Sutera FM, De Caro V, Giannola LI (January 2017). "Small endogenous molecules as moiety to improve targeting of CNS drugs". Expert Opinion on Drug Delivery. 14 (1): 93–107. doi:10.1080/17425247.2016.1208651. PMID 27367188. Recently, DA has been conjugated with Phe (DA-Phen, Fig 2A) and other Phe mono substituted moieties obtaining related neurotransmitter derivatives capable of carrying DA into the CNS [35,36]. In particular, the physicochemical properties of DA-Phen, e.g. molecular weight and LogD, are favourable for its ability in crossing biological membranes [35]. The aptitude of DA-Phen to reach the CNS has been assessed in a combined approach in vitro, using the PAMPA-BBB and Caco-2 models.
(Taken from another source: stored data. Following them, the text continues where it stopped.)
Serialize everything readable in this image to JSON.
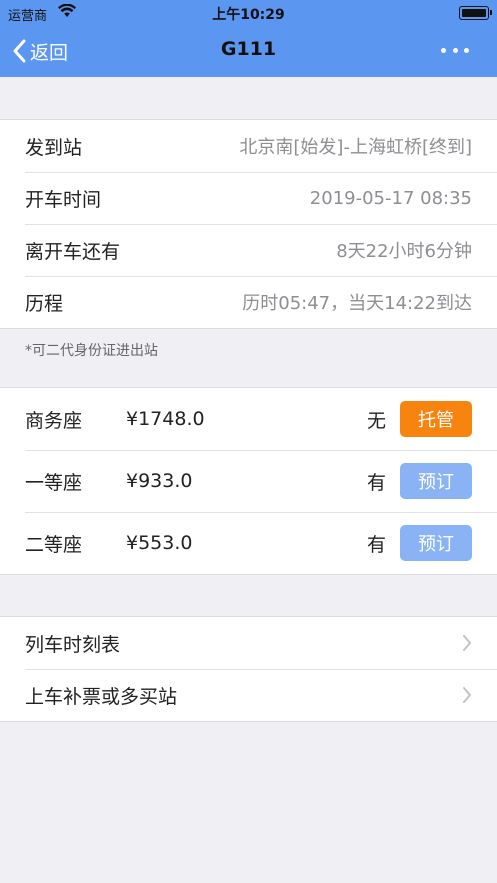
{
  "status_bar": {
    "carrier": "运营商",
    "time": "上午10:29"
  },
  "nav": {
    "back_label": "返回",
    "title": "G111"
  },
  "trip_info": [
    {
      "label": "发到站",
      "value": "北京南[始发]-上海虹桥[终到]"
    },
    {
      "label": "开车时间",
      "value": "2019-05-17 08:35"
    },
    {
      "label": "离开车还有",
      "value": "8天22小时6分钟"
    },
    {
      "label": "历程",
      "value": "历时05:47，当天14:22到达"
    }
  ],
  "note": "*可二代身份证进出站",
  "seats": [
    {
      "name": "商务座",
      "price": "¥1748.0",
      "availability": "无",
      "action": "托管",
      "action_color": "#f88410"
    },
    {
      "name": "一等座",
      "price": "¥933.0",
      "availability": "有",
      "action": "预订",
      "action_color": "#8ab3f6"
    },
    {
      "name": "二等座",
      "price": "¥553.0",
      "availability": "有",
      "action": "预订",
      "action_color": "#8ab3f6"
    }
  ],
  "links": [
    {
      "label": "列车时刻表"
    },
    {
      "label": "上车补票或多买站"
    }
  ],
  "colors": {
    "nav_bg": "#5b97f0",
    "page_bg": "#efeff4",
    "accent_orange": "#f88410",
    "accent_blue": "#8ab3f6"
  }
}
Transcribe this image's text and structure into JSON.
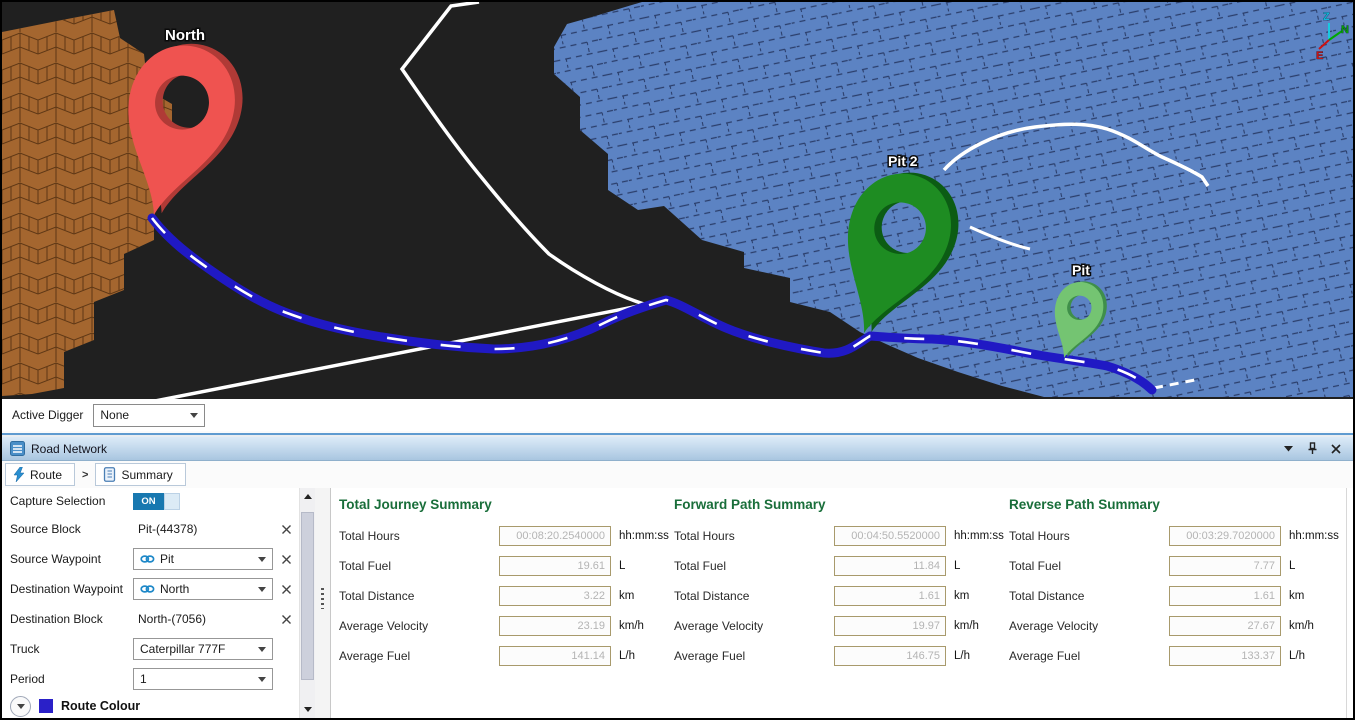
{
  "scene": {
    "pins": [
      {
        "label": "North",
        "color": "#ef5350"
      },
      {
        "label": "Pit 2",
        "color": "#1e8c22"
      },
      {
        "label": "Pit",
        "color": "#74c472"
      }
    ],
    "axis": {
      "z": "Z",
      "n": "N",
      "e": "E"
    }
  },
  "active_digger": {
    "label": "Active Digger",
    "value": "None"
  },
  "panel": {
    "title": "Road Network"
  },
  "toolbar": {
    "route": "Route",
    "separator": ">",
    "summary": "Summary"
  },
  "form": {
    "capture": {
      "label": "Capture Selection",
      "state": "ON"
    },
    "source_block": {
      "label": "Source Block",
      "value": "Pit-(44378)"
    },
    "source_waypoint": {
      "label": "Source Waypoint",
      "value": "Pit"
    },
    "destination_waypoint": {
      "label": "Destination Waypoint",
      "value": "North"
    },
    "destination_block": {
      "label": "Destination Block",
      "value": "North-(7056)"
    },
    "truck": {
      "label": "Truck",
      "value": "Caterpillar 777F"
    },
    "period": {
      "label": "Period",
      "value": "1"
    },
    "route_colour": {
      "label": "Route Colour",
      "swatch_color": "#2a20c8"
    }
  },
  "summaries": [
    {
      "heading": "Total Journey Summary",
      "rows": [
        {
          "label": "Total Hours",
          "value": "00:08:20.2540000",
          "unit": "hh:mm:ss"
        },
        {
          "label": "Total Fuel",
          "value": "19.61",
          "unit": "L"
        },
        {
          "label": "Total Distance",
          "value": "3.22",
          "unit": "km"
        },
        {
          "label": "Average Velocity",
          "value": "23.19",
          "unit": "km/h"
        },
        {
          "label": "Average Fuel",
          "value": "141.14",
          "unit": "L/h"
        }
      ]
    },
    {
      "heading": "Forward Path Summary",
      "rows": [
        {
          "label": "Total Hours",
          "value": "00:04:50.5520000",
          "unit": "hh:mm:ss"
        },
        {
          "label": "Total Fuel",
          "value": "11.84",
          "unit": "L"
        },
        {
          "label": "Total Distance",
          "value": "1.61",
          "unit": "km"
        },
        {
          "label": "Average Velocity",
          "value": "19.97",
          "unit": "km/h"
        },
        {
          "label": "Average Fuel",
          "value": "146.75",
          "unit": "L/h"
        }
      ]
    },
    {
      "heading": "Reverse Path Summary",
      "rows": [
        {
          "label": "Total Hours",
          "value": "00:03:29.7020000",
          "unit": "hh:mm:ss"
        },
        {
          "label": "Total Fuel",
          "value": "7.77",
          "unit": "L"
        },
        {
          "label": "Total Distance",
          "value": "1.61",
          "unit": "km"
        },
        {
          "label": "Average Velocity",
          "value": "27.67",
          "unit": "km/h"
        },
        {
          "label": "Average Fuel",
          "value": "133.37",
          "unit": "L/h"
        }
      ]
    }
  ],
  "colors": {
    "route": "#2019c4",
    "terrain_blue": "#5c83c3",
    "terrain_brown": "#a4662f",
    "toggle_on": "#1878b0",
    "heading_green": "#196e3a",
    "input_border": "#a89a6c"
  }
}
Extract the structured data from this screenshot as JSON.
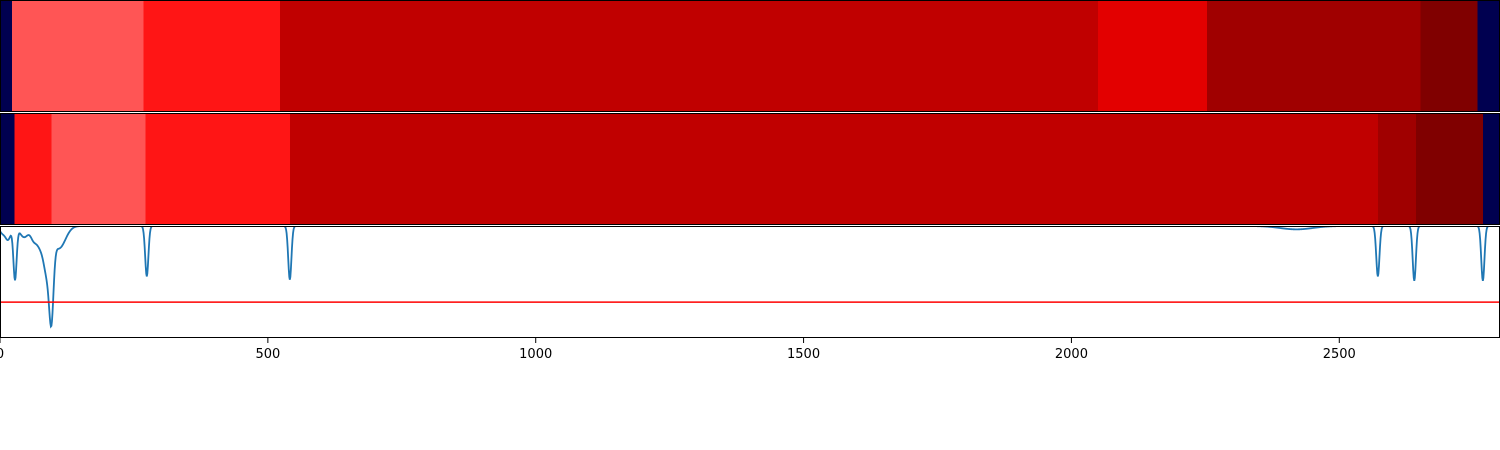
{
  "chart_data": [
    {
      "type": "heatmap",
      "xlim": [
        0,
        2800
      ],
      "outside_color": "#000050",
      "segments": [
        {
          "start": 0,
          "end": 22,
          "color": "#000050"
        },
        {
          "start": 22,
          "end": 268,
          "color": "#ff5555"
        },
        {
          "start": 268,
          "end": 523,
          "color": "#ff1515"
        },
        {
          "start": 523,
          "end": 2050,
          "color": "#c00000"
        },
        {
          "start": 2050,
          "end": 2253,
          "color": "#e30000"
        },
        {
          "start": 2253,
          "end": 2652,
          "color": "#a00000"
        },
        {
          "start": 2652,
          "end": 2758,
          "color": "#800000"
        },
        {
          "start": 2758,
          "end": 2800,
          "color": "#000050"
        }
      ]
    },
    {
      "type": "heatmap",
      "xlim": [
        0,
        2800
      ],
      "outside_color": "#000050",
      "segments": [
        {
          "start": 0,
          "end": 27,
          "color": "#000050"
        },
        {
          "start": 27,
          "end": 96,
          "color": "#ff1515"
        },
        {
          "start": 96,
          "end": 272,
          "color": "#ff5555"
        },
        {
          "start": 272,
          "end": 541,
          "color": "#ff1515"
        },
        {
          "start": 541,
          "end": 2572,
          "color": "#c00000"
        },
        {
          "start": 2572,
          "end": 2643,
          "color": "#a00000"
        },
        {
          "start": 2643,
          "end": 2768,
          "color": "#800000"
        },
        {
          "start": 2768,
          "end": 2800,
          "color": "#000050"
        }
      ]
    },
    {
      "type": "line",
      "xlim": [
        0,
        2800
      ],
      "ylim": [
        0,
        1
      ],
      "x_ticks": [
        0,
        500,
        1000,
        1500,
        2000,
        2500
      ],
      "threshold": {
        "value": 0.32,
        "color": "#ff0000"
      },
      "series": [
        {
          "color": "#1f77b4",
          "baseline": 1.0,
          "dips": [
            {
              "center": 4,
              "depth": 0.06,
              "width": 5
            },
            {
              "center": 15,
              "depth": 0.12,
              "width": 5
            },
            {
              "center": 28,
              "depth": 0.47,
              "width": 3
            },
            {
              "center": 45,
              "depth": 0.1,
              "width": 8
            },
            {
              "center": 62,
              "depth": 0.08,
              "width": 5
            },
            {
              "center": 75,
              "depth": 0.18,
              "width": 8
            },
            {
              "center": 88,
              "depth": 0.35,
              "width": 6
            },
            {
              "center": 96,
              "depth": 0.64,
              "width": 4
            },
            {
              "center": 110,
              "depth": 0.2,
              "width": 12
            },
            {
              "center": 274,
              "depth": 0.45,
              "width": 3
            },
            {
              "center": 541,
              "depth": 0.48,
              "width": 3
            },
            {
              "center": 2420,
              "depth": 0.03,
              "width": 30
            },
            {
              "center": 2572,
              "depth": 0.45,
              "width": 3
            },
            {
              "center": 2640,
              "depth": 0.49,
              "width": 3
            },
            {
              "center": 2768,
              "depth": 0.49,
              "width": 3
            }
          ]
        }
      ]
    }
  ]
}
Transport across the BBB substantially occurred through transcellular permeation, involving carrier-mediated processes. Molecular docking analysis evidenced that this conjugate interacts with the deep pocket of the identified D1 binding site of the human brain receptor [37]. Following administration on rats, DA-Phen showed a consistent enhancement in cognitive flexibility in naïve subjects, whereas in rats who are trained to alcohol self-administration the conjugate is able to reduce both ethanol intake and forced abstinence signs [38].
Haddad F, Sawalha M, Khawaja Y, Najjar A, Karaman R (December 2017). "Dopamine and Levodopa Prodrugs for the Treatment of Parkinson's Disease". Molecules. 23 (1): 40. doi:10.3390/molecules23010040. PMC 5943940. PMID 29295587. 1.5. Peptide Transport-Mediated Prodrugs Giannola et al. [80] have proposed a 2-amino-N-[2-(3,4-dihydroxyphenyl)-ethyl]-3-phenyl-propionamide dopamine prodrug (DA-PHEN) (Figure 10) [81]. It was synthesized by condensation of dopamine with a neutral amino acid to interact with the BBB endogenous transporters and readily enter the CNS. DA-PHEN undergoes slow cleavage by cerebral enzymes (t 1/2 460 min) and yields free dopamine in the brain, but it is rapidly hydrolyzed in human plasma (t 1/2 28 min). Chemical stability studies on DA-PHEN proved that no DA release happened in the gastrointestinal tract, also the prodrug can cross through a simulated intestinal mucosal membrane. Recently, De Caro et al. [81] studied in vitro the ability of DA-PHEN to penetrate the CNS. The team used in their study parallel artificial permeability assay (PAMPA) and Caco-2 models. Despite the relatively low molecular weight (300.35 Da) and the estimated experimental value [80] of log DPh 7.4 (0.76) of DA-PHEN which indicates good potential for passage through biological membranes, they noticed very limited transport through PAMPA-BBB [81]. In fact, the apparent permeability was 3.2 × 107 cm/s, indicating low capacity of DA-PHEN to penetrate BBB by passive transcellular route. Transport trials via Caco-2 cells showed marked increase of DA-PHEN flux with regard to that calculated in PAMPA-BBB system. However, high penetration rates seen in DA-PHEN cannot be obtained only by the simple diffusion, but may also involve carrier mediated transport [82].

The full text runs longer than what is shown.